I don’t know why it took them nine years to make a sequel to “Cats & Dogs,” an amusing but largely forgettable family flick that had domestic canines and felines running a secret war against each other. I don’t know why they made a sequel at all, other than that the first one was profitable. But “Cats & Dogs: The Revenge of Kitty Galore,” while hit-or-miss in the joke department, is a reasonably clever spoof of spy movies, with all the elements translated to the animal world. It’s good fun.
The idea here is that cats and dogs are mortal enemies in a battle for supremacy among humans, and that both sides have secret organizations and technology at their disposal. In this adventure, a loose-cannon police dog named Diggs (voice of James Marsden) is recruited by his species’ equivalent of the CIA to help stop a psychotic hairless cat named Kitty Galore (Bette Midler). Kitty plans to deploy a weapon that will make all dogs go crazy, which will cause their owners to get rid of them, which will enable cats to take over their share of the pet market.

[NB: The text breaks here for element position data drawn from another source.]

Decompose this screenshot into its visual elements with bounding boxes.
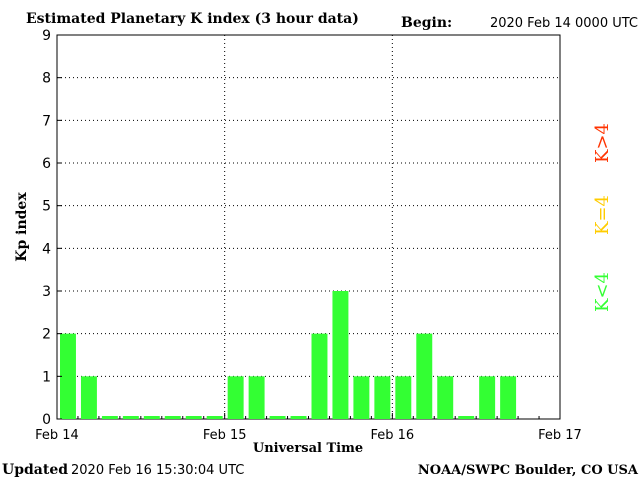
updated-label: Updated (2, 462, 68, 478)
y-tick-label: 6 (42, 156, 51, 172)
kp-bar (500, 376, 517, 419)
kp-bar (374, 376, 391, 419)
plot-area: 0 1 2 3 4 5 6 7 8 9 Feb 14 Feb 15 Feb 16 Feb 17 (35, 28, 582, 443)
kp-bar (269, 416, 286, 419)
kp-bar (479, 376, 496, 419)
begin-label: Begin: (401, 15, 452, 31)
kp-bar (332, 291, 349, 419)
kp-bar (206, 416, 223, 419)
x-tick-label: Feb 17 (538, 428, 582, 443)
y-ticks: 0 1 2 3 4 5 6 7 8 9 (42, 28, 62, 428)
chart-title: Estimated Planetary K index (3 hour data… (26, 11, 359, 27)
begin-value: 2020 Feb 14 0000 UTC (490, 16, 638, 31)
y-tick-label: 8 (42, 71, 51, 87)
kp-bar (458, 416, 475, 419)
x-ticks: Feb 14 Feb 15 Feb 16 Feb 17 (35, 413, 582, 443)
y-tick-label: 9 (42, 28, 51, 44)
kp-bar (416, 333, 433, 419)
legend-item: K=4 (592, 195, 613, 235)
kp-bar (248, 376, 265, 419)
x-axis-label: Universal Time (253, 441, 363, 456)
kp-bar (122, 416, 139, 419)
kp-bar (395, 376, 412, 419)
legend-item: K<4 (592, 272, 613, 312)
y-tick-label: 2 (42, 327, 51, 343)
x-tick-label: Feb 14 (35, 428, 79, 443)
y-tick-label: 3 (42, 284, 51, 300)
y-tick-label: 7 (42, 113, 51, 129)
kp-bar (143, 416, 160, 419)
kp-bar (437, 376, 454, 419)
y-axis-label: Kp index (14, 192, 30, 262)
y-tick-label: 0 (42, 412, 51, 428)
y-tick-label: 5 (42, 199, 51, 215)
plot-frame (56, 34, 561, 420)
kp-bar (80, 376, 97, 419)
y-tick-label: 1 (42, 369, 51, 385)
x-tick-label: Feb 15 (203, 428, 247, 443)
kp-bar (353, 376, 370, 419)
updated-value: 2020 Feb 16 15:30:04 UTC (71, 463, 244, 478)
y-tick-label: 4 (42, 241, 51, 257)
kp-bar (290, 416, 307, 419)
bars (60, 291, 517, 419)
kp-bar (311, 333, 328, 419)
kp-bar (101, 416, 118, 419)
grid (57, 35, 560, 419)
legend-item: K>4 (592, 123, 613, 163)
x-tick-label: Feb 16 (370, 428, 414, 443)
kp-bar (227, 376, 244, 419)
source-credit: NOAA/SWPC Boulder, CO USA (418, 463, 639, 478)
kp-bar (185, 416, 202, 419)
kp-bar (164, 416, 181, 419)
kp-bar (60, 333, 76, 419)
legend: K<4 K=4 K>4 (592, 123, 613, 312)
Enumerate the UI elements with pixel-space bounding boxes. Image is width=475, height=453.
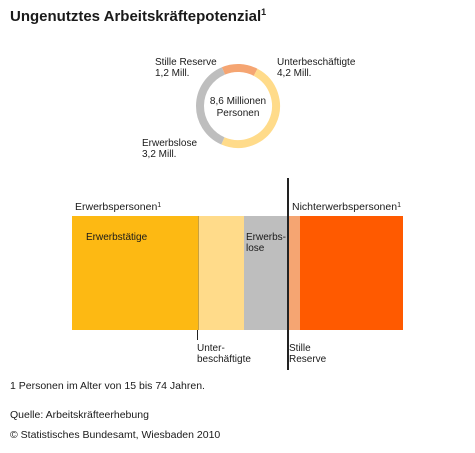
label-unterbeschaeftigte: Unterbeschäftigte 4,2 Mill. [277,57,355,79]
section-erwerbspersonen-text: Erwerbspersonen [75,201,158,213]
bar-label-stille-line1: Stille [289,343,311,354]
donut-slice-unterbeschaeftigte [221,68,280,148]
bar-label-unterbeschaeftigte: Unter- beschäftigte [197,343,251,365]
section-nichterwerbspersonen: Nichterwerbspersonen1 [292,201,401,213]
donut-center-line1: 8,6 Millionen [209,96,267,107]
footnote: 1 Personen im Alter von 15 bis 74 Jahren… [10,380,205,392]
bar-label-unter-line1: Unter- [197,343,225,354]
section-erwerbspersonen: Erwerbspersonen1 [75,201,161,213]
donut-slice-erwerbslose [196,67,226,145]
section-nichterwerbspersonen-text: Nichterwerbspersonen [292,201,398,213]
bar-nichterwerbspersonen [300,216,403,330]
donut-center-line2: Personen [216,108,260,119]
donut-slice-stille-reserve [221,64,258,76]
bar-label-erwerbstaetige: Erwerbstätige [86,232,148,243]
chart-title-footnote-mark: 1 [261,7,267,17]
bar-erwerbslose [244,216,287,330]
bar-label-stille-line2: Reserve [289,354,327,365]
bar-unterbeschaeftigte [198,216,244,330]
bar-label-erwerbslose-line1: Erwerbs- [246,232,287,243]
bar-label-unter-line2: beschäftigte [197,354,251,365]
donut-center-label: 8,6 Millionen Personen [184,96,292,120]
label-stille-reserve: Stille Reserve 1,2 Mill. [155,57,217,79]
divider-line [287,178,289,370]
chart-title-text: Ungenutztes Arbeitskräftepotenzial [10,8,262,25]
label-unterbeschaeftigte-name: Unterbeschäftigte [277,57,356,68]
bar-label-erwerbslose-line2: lose [246,243,265,254]
label-stille-reserve-value: 1,2 Mill. [155,68,190,79]
label-erwerbslose-value: 3,2 Mill. [142,149,177,160]
section-nichterwerbspersonen-sup: 1 [397,202,401,209]
chart-title: Ungenutztes Arbeitskräftepotenzial1 [10,7,266,25]
label-unterbeschaeftigte-value: 4,2 Mill. [277,68,312,79]
section-erwerbspersonen-sup: 1 [157,202,162,209]
source-note: Quelle: Arbeitskräfteerhebung [10,409,149,421]
copyright-note: © Statistisches Bundesamt, Wiesbaden 201… [10,429,221,441]
leader-unterbeschaeftigte [197,330,198,340]
bar-label-erwerbslose: Erwerbs- lose [246,232,286,254]
label-stille-reserve-name: Stille Reserve [155,57,217,68]
label-erwerbslose: Erwerbslose 3,2 Mill. [142,138,197,160]
label-erwerbslose-name: Erwerbslose [142,138,198,149]
bar-erwerbstaetige [72,216,198,330]
bar-stille-reserve [288,216,300,330]
bar-label-stille-reserve: Stille Reserve [289,343,326,365]
donut-hole [205,73,271,139]
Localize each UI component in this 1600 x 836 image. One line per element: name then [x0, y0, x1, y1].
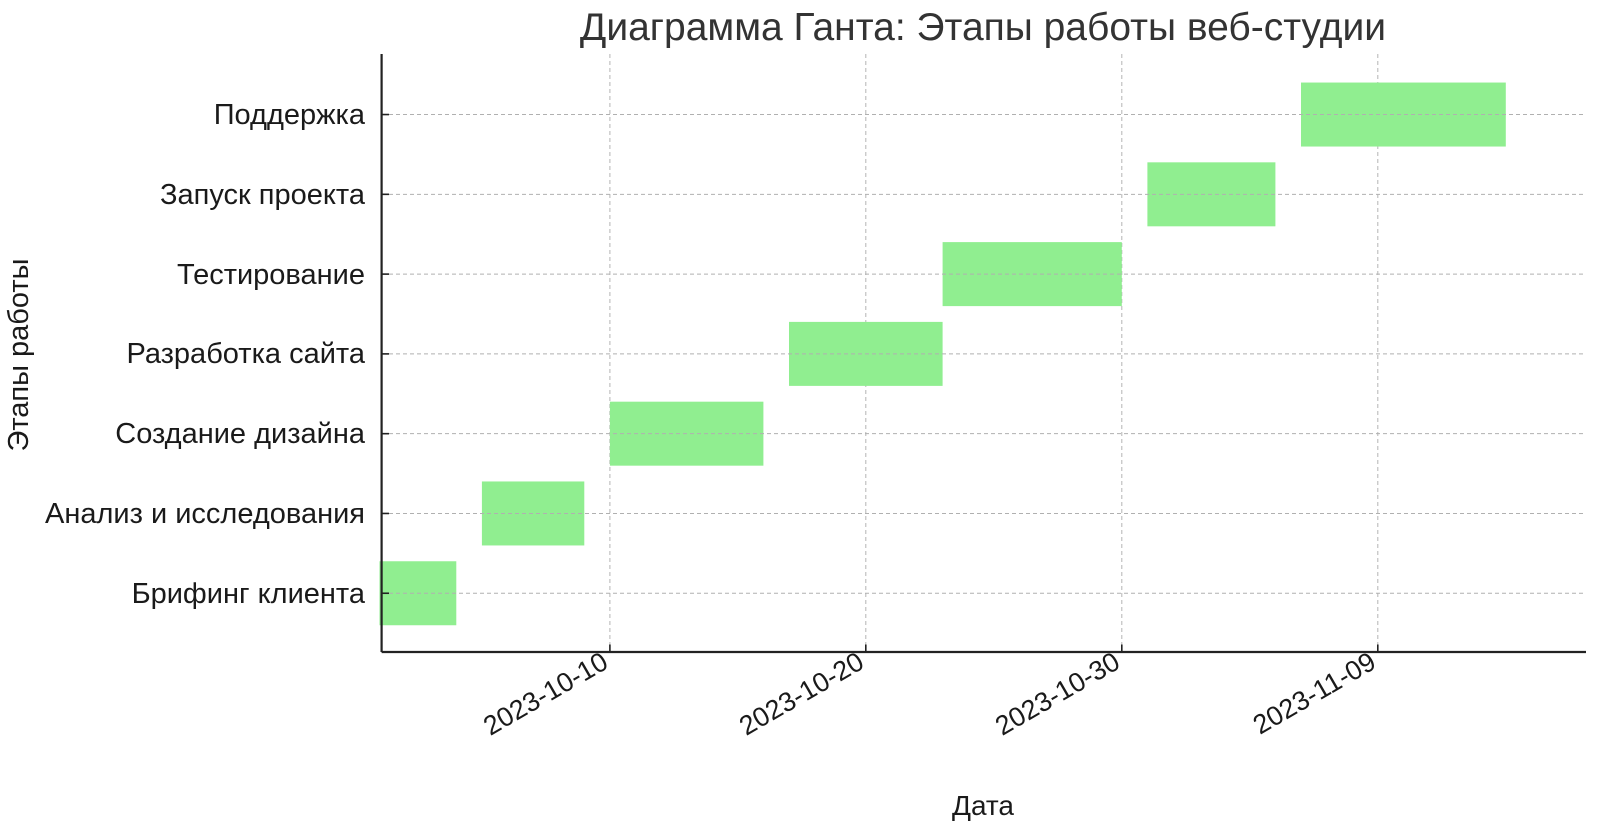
svg-text:Анализ и исследования: Анализ и исследования — [45, 498, 365, 530]
svg-text:Поддержка: Поддержка — [214, 99, 366, 131]
svg-text:Диаграмма Ганта: Этапы работы: Диаграмма Ганта: Этапы работы веб-студии — [580, 6, 1386, 49]
svg-text:Этапы работы: Этапы работы — [3, 258, 35, 451]
svg-text:Разработка сайта: Разработка сайта — [126, 338, 365, 370]
svg-text:Брифинг клиента: Брифинг клиента — [132, 578, 366, 610]
svg-text:Создание дизайна: Создание дизайна — [115, 418, 366, 450]
svg-text:Дата: Дата — [952, 790, 1014, 821]
svg-text:Тестирование: Тестирование — [177, 259, 365, 291]
svg-text:Запуск проекта: Запуск проекта — [160, 179, 366, 211]
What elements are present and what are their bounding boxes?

The feline intelligence agency wants to stop the rogue Kitty, too, as her actions would upset the balance of power and violate the rules of war, or something. This leads to a rare truce between cats and dogs so the two sides can work together and thwart their common enemy. Diggs and his gruff veteran partner, Butch (Nick Nolte), are teamed with Catherine (Christina Applegate), a top feline spy. They receive intel from a stool pigeon — really, he’s a pigeon; get it? — named Seamus (Katt Williams). They also descend into a “Silence of the Lambs”-ish prison to seek advice from Mr. Tinkles (Sean Hayes), the fiendish feline villain from the first “Cats & Dogs.”
Ron J. Friedman and Steve Bencich, a duo that also contributed to “Brother Bear,” “Chicken Little,” and “Open Season,” packed their rather short screenplay with as many pet-related jokes as they could. A good many of these are corny and forced, but more than a few made me laugh outright. Here’s Roger Moore as a cat named Tab Lazenby; here’s Neil Patrick Harris as the button-down beagle who runs the dogs’ intelligence office; here’s “Goldfinger” chanteuse Shirley Bassey delivering a 007-ish cover of Pink’s “Get the Party Started” over the opening credits. And of course here’s Bette Midler camping it up as pretty much only Bette Midler can as the villainous Kitty Galore.
The film is mostly live-action, the animals’ faces digitally manipulated to make them talk. Good old-fashioned puppetry and newfangled CGI are also employed as needed; directed by Brad Peyton (his feature debut), the movie is a visual hodgepodge — basically, whatever’ll work, they use it. This attitude — as slick as possible, yet still not very slick — adds to the movie’s underdog (sorry) charm. It’s not part of a major franchise; it’s not based on a TV show; it doesn’t have any huge stars in it. And yet, against these odds, it succeeds as a modestly funny midsummer diversion. STOP READING HERE. It ain’t doggone funny, but it ain’t a cat-astrophe either. I WARNED YOU.